KUALA LUMPUR: Malaysia continues to lead in the area of the Islamic capital market (ICM) segment of the economy and the country’s capital market has been resilient overall despite the ongoing Covid-19 pandemic.
Malaysia’s ICM has seen a stronger growth level in 2020 compared to 2019, said the Securities Commission (SC).
“In 2020, the country’s capital market registered an overall growth of 7% compared with 3% in 2019.
“This is largely due to the ICM segment, which increased by 11%, compared to 8% the previous year,” said SC executive chairman Datuk Syed Zaid Albar in his speech at the Islamic Capital Market Summit 2021: Connecting Islamic Capital Market To Shape a Sustainable Future.
“Malaysia continues to lead the sukuk market, accounting for approximately 45% of total global sukuk outstanding.
“As for Islamic funds, Malaysia remains one of the top three jurisdictions, accounting for over 29% of total global assets under management,” he added.
Syed Zaid said the stronger performance of the ICM is a sign of optimism, more so especially when the world is now on an economic recovery path despite the continued uncertainties.
He added that there was still tremendous potential for the ICM, namely, in the area of expanding its reach to the broader stakeholder economy through sustainable initiatives.
“Along with growing interest to invest responsibly, efforts will be made to enhance investor access to syariah-compliant companies with good environmental, social, and governance (ESG) practices,” he said.
“This will encourage companies to consider all of their relevant stakeholders, including impact to the society and environment in their business decision, which will further elevate the socially responsible and ethical values of syariah-compliant companies,” Syed Zaid added.
He noted that guidance is essential to incorporate syariah requirements and ESG standards for investors seeking such investments, as well as companies aspiring to adopt ESG practices.
“This guidance will leverage on the SC’s syariah screening and internationally-recognised screening methodologies.
“The SC will look into expanding the use of the ICM framework as a reference point, and its products and services as funding sources for further development of the Islamic social finance sector,” he said.
On a related matter, Syed Zaid said that the increased focus by the financial sector on climate change is expected to reshape the fundamentals of finance.
This is because climate risk is increasingly becoming intertwined with investment risk and returns.
“The recent Conference of the Parties 26 (COP26) in Glasgow was seen as a watershed moment for a sustainable future.

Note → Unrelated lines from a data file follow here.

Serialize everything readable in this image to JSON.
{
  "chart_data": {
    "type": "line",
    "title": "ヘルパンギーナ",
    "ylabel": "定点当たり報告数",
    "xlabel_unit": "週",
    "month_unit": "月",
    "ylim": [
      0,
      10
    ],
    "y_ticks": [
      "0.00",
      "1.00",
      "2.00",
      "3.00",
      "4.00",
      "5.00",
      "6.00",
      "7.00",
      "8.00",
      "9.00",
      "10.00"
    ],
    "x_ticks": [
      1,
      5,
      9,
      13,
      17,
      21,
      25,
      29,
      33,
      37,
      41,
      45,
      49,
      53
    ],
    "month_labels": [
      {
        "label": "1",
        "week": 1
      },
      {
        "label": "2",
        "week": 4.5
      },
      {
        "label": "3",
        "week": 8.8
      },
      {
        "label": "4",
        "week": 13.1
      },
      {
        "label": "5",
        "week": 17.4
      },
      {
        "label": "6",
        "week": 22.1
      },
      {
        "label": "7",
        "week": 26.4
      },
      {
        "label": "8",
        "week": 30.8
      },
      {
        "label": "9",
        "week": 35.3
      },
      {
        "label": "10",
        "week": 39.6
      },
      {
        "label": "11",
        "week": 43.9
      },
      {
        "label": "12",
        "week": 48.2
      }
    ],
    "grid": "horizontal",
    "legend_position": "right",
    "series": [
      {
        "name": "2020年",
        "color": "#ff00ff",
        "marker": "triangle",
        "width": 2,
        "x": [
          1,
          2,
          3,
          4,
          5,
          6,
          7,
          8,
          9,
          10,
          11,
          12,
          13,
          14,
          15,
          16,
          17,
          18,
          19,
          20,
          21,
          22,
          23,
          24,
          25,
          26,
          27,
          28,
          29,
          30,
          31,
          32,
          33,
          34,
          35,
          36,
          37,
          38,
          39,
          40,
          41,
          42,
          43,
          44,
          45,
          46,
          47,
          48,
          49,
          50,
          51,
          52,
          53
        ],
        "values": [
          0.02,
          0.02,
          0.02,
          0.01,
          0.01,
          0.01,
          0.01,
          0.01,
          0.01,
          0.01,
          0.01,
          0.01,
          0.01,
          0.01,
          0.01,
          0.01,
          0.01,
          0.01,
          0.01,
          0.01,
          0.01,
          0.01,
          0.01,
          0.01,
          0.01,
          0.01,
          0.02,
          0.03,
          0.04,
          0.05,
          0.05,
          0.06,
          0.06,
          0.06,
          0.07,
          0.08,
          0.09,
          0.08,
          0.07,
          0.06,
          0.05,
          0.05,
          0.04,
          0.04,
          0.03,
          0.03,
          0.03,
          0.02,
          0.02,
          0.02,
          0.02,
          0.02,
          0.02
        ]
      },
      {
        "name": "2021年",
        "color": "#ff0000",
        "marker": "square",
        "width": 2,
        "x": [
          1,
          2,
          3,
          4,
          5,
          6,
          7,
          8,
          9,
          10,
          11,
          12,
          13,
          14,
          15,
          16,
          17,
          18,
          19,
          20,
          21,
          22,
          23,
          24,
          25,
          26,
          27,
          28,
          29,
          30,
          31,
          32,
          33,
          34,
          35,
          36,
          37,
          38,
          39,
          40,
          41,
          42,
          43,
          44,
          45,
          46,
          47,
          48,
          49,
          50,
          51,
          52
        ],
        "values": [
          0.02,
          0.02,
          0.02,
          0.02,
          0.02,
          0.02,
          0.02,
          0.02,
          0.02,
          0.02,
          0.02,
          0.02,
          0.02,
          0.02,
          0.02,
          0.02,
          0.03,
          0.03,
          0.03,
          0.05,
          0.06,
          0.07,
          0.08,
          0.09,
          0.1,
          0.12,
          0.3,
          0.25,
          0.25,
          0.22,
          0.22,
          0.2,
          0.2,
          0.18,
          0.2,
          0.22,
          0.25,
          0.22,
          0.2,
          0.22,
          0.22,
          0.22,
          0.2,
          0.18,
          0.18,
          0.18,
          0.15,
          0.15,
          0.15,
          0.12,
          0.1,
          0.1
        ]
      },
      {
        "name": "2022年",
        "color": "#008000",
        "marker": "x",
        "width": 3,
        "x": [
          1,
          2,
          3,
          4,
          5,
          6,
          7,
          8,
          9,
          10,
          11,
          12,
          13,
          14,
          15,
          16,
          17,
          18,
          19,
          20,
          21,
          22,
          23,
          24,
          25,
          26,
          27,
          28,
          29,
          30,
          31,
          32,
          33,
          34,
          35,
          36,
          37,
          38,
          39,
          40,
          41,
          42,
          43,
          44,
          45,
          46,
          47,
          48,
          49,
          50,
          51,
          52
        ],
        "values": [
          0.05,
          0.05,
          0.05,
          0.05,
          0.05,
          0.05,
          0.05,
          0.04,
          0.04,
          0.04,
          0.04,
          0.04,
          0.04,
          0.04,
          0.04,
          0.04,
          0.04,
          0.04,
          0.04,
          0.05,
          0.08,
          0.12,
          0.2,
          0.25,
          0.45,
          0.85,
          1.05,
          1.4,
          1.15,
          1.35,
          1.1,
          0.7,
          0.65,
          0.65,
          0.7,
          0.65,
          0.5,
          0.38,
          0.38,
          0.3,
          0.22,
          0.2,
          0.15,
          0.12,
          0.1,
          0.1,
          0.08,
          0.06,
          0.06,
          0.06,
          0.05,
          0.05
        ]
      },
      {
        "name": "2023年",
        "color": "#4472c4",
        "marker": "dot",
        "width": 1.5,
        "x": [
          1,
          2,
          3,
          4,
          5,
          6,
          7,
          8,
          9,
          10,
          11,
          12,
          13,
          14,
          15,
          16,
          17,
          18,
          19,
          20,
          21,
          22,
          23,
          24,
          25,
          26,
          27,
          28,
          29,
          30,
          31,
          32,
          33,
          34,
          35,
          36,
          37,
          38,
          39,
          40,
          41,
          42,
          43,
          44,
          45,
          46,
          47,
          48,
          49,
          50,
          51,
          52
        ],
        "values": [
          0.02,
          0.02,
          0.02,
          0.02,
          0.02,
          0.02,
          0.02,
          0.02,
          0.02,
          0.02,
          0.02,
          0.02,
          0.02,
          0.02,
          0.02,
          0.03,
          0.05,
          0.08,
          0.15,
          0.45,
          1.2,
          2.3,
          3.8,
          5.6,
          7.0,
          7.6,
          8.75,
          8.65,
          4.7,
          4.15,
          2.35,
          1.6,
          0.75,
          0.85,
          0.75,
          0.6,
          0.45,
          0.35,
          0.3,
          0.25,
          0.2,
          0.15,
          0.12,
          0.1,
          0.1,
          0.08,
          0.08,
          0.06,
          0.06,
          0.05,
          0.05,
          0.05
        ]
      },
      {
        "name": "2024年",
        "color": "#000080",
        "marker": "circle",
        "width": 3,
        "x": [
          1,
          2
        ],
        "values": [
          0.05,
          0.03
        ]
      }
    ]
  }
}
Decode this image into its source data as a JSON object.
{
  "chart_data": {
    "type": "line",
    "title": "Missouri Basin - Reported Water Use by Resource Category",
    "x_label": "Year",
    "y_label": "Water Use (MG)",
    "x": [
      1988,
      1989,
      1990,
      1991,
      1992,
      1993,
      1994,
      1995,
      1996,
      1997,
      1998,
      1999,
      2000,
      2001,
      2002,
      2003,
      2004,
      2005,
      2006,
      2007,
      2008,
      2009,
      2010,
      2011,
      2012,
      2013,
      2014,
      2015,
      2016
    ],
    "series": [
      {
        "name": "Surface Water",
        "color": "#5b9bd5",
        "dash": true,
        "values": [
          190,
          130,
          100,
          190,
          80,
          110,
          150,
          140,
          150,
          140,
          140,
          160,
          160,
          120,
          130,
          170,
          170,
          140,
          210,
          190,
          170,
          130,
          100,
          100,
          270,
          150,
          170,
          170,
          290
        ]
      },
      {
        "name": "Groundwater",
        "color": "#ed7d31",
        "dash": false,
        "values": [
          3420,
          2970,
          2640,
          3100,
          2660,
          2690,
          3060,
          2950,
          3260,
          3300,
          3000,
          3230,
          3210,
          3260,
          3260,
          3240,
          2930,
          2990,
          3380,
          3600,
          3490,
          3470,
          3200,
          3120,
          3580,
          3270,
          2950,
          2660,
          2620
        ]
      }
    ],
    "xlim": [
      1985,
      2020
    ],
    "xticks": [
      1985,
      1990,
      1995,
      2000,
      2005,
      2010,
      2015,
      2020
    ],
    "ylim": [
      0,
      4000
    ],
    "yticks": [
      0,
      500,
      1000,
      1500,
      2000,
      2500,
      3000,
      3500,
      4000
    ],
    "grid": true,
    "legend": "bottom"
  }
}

“Financial regulators around the world, including Malaysia, have also launched various initiatives to facilitate development policies to catalyse growth in this space,” he said.
“It centres on standards of disclosures as well as guidelines for investment products and taxonomies,” Syed Zaid added.
He also noted that the accelerated adoption of technological innovations will have a significant impact to economic recovery moving forward.
“The advent of technology is transforming how issuers undertake fundraising activities, redefining intermediation, shaping new investor behaviour and revamping clearing and settlement infrastructures – making the ecosystem more dynamic than ever before,” he said.
“The increased use of technology is promoting more innovation and efficiency by providing investors with easier and better access to financial products and services,” he added.